J.B. Sarma*, B. Marshall, V. Cleeve, D. Tate, T. Oswald, S. Woolfrey
*Northumbria Healthcare NHS Foundation Trust, UK
Journal of Hospital Infection (2015) 91, 68-73
背景
抗菌薬管理(antimicrobial stewardship;ASP)は、医療関連感染症の減少のための取り組みにおける主要な要素である。
目的
フルオロキノロン制限の実施について述べるとともに、その腸内細菌科細菌の耐性への影響を、基質特異性拡張型 β-ラクタマーゼ(ESBL)産生大腸菌(Escherichia coli)(これまでは、ほとんどがフルオロキノロン耐性である)の尿分離株を中心に解析すること。
方法
2009 年 4 月から 2012 年 3 月に、重複のない連続した尿サンプルから回収した ESBL 産生大腸菌の病院分離株および市中分離株を対象として、Poisson 分布モデルに基づく分割時系列分析を実施した。フルオロキノロン制限の前後の期間で比較を行った。2009 年から 2013 年のすべての腸内細菌科細菌の尿分離株(1 年当たり約 20,000 株)および大腸菌の血液培養分離株(約 350 株)についても、フルオロキノロン耐性の動向を分析した。
結果
ESBL 産生大腸菌の尿分離株のシプロフロキサシン耐性率の大幅な低下が、病院環境(リスク比[RR]0.473、95%信頼区間[CI]0.315 ~ 0.712)および市中環境(RR 0.098、95%CI 0.062 ~ 0.157)のいずれにおいても認められた。耐性率の低下は、すべての腸内細菌科細菌の尿分離株および大腸菌の血液培養分離株でもみられた。
結論
フルオロキノロンの 100 病床日当たりの使用量を 1 日規定用量で 2 以下にまで減少させることによって選択圧が十分に除去され、4 か月という短期間で、耐性腸内細菌科細菌、特に ESBL 産生大腸菌の英国流行株のフルオロキノロン感受性が回復したと結論される。これに伴って、全般的な ESBL 負荷の減少も同時にみられた。
サマリー原文(英語)はこちら
監訳者コメント
フルオロキノロン系薬は静注よりも経口薬で使用されることが多いが、経口フルオロキノロン系薬に対する介入を行っている病院は日本では少ないだろう。

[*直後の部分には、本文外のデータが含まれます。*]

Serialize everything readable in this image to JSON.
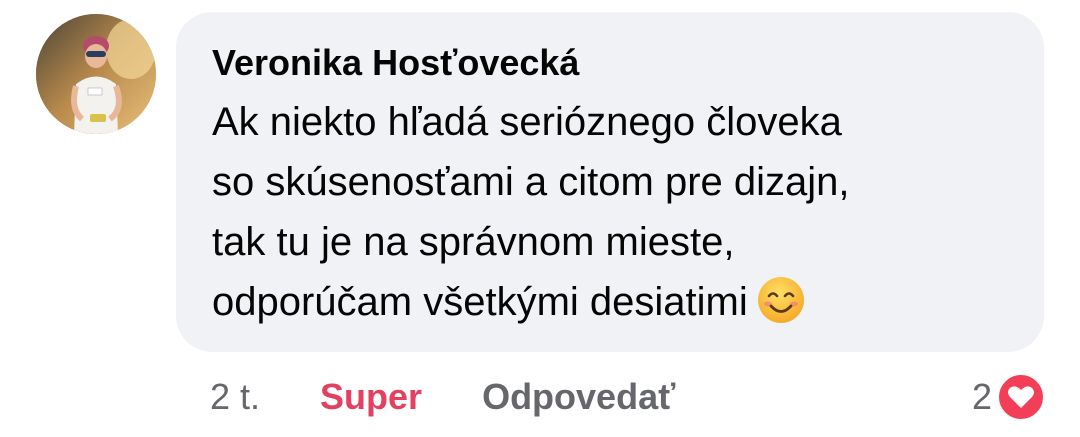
{
  "comment": {
    "author": "Veronika Hosťovecká",
    "lines": [
      "Ak niekto hľadá serióznego človeka",
      "so skúsenosťami a citom pre dizajn,",
      "tak tu je na správnom mieste,",
      "odporúčam všetkými desiatimi"
    ],
    "emoji": "smiling-face-icon",
    "avatar_icon": "profile-photo-icon"
  },
  "actions": {
    "time": "2 t.",
    "react_label": "Super",
    "reply_label": "Odpovedať"
  },
  "reactions": {
    "count": "2",
    "icon": "heart-icon"
  },
  "colors": {
    "bubble_bg": "#f0f2f5",
    "react_color": "#e4405f",
    "muted": "#65676b",
    "heart": "#f33e58"
  }
}
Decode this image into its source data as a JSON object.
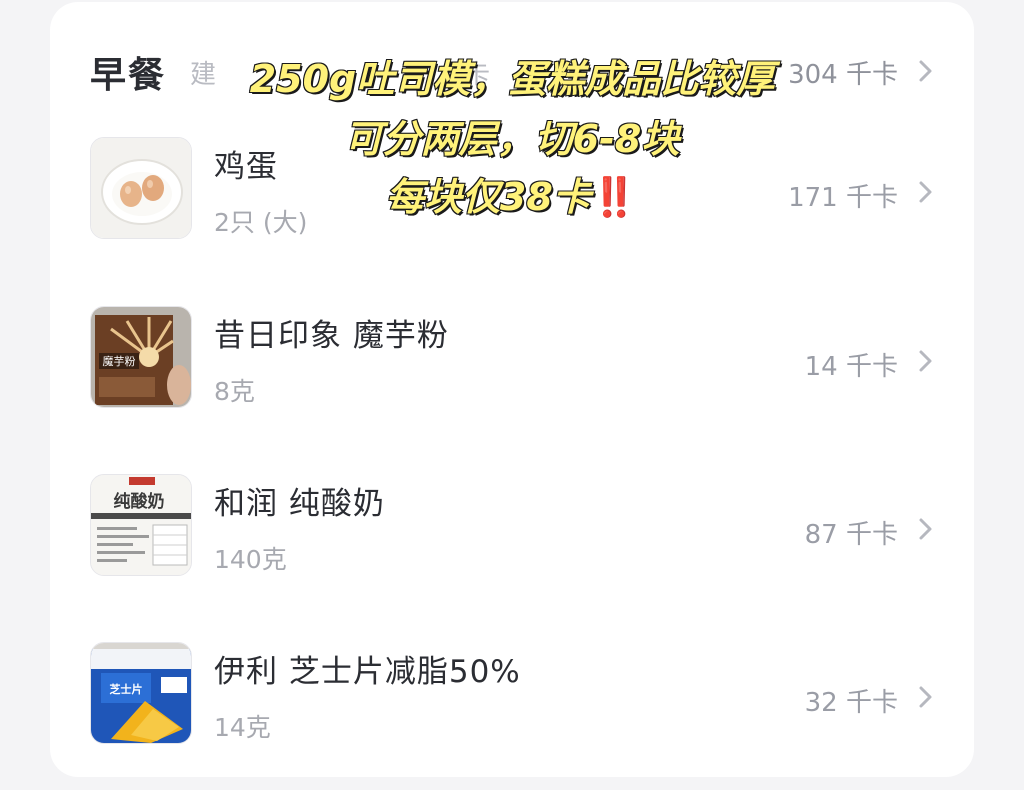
{
  "meal": {
    "title": "早餐",
    "hint_left": "建",
    "hint_right": "卡",
    "total_kcal": "304 千卡"
  },
  "foods": [
    {
      "name": "鸡蛋",
      "quantity": "2只 (大)",
      "kcal": "171 千卡",
      "thumb": "egg-photo"
    },
    {
      "name": "昔日印象 魔芋粉",
      "quantity": "8克",
      "kcal": "14 千卡",
      "thumb": "konjac-package-photo",
      "thumb_text": "魔芋粉"
    },
    {
      "name": "和润 纯酸奶",
      "quantity": "140克",
      "kcal": "87 千卡",
      "thumb": "yogurt-lid-photo",
      "thumb_text": "纯酸奶"
    },
    {
      "name": "伊利 芝士片减脂50%",
      "quantity": "14克",
      "kcal": "32 千卡",
      "thumb": "cheese-package-photo",
      "thumb_text": "芝士片"
    }
  ],
  "overlay_caption": {
    "line1": "250g吐司模，蛋糕成品比较厚",
    "line2": "可分两层，切6-8块",
    "line3": "每块仅38卡",
    "line3_mark": "‼️"
  },
  "colors": {
    "caption_fill": "#fff27a",
    "caption_outline": "#1a1a1a",
    "mark_red": "#e21b1b"
  }
}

本論文はフルオロキノロン系薬の使用制限によってキノロン耐性のみならず、ESBL 産生大腸菌の分離率も減少したことを示している。また同じ号には同一著者によりフルオロキノロン系薬の使用制限による Clostridium difficile 感染症の減少が報告されている。これらの研究結果は日本における ASP の戦略に一石を投じるものといえよう。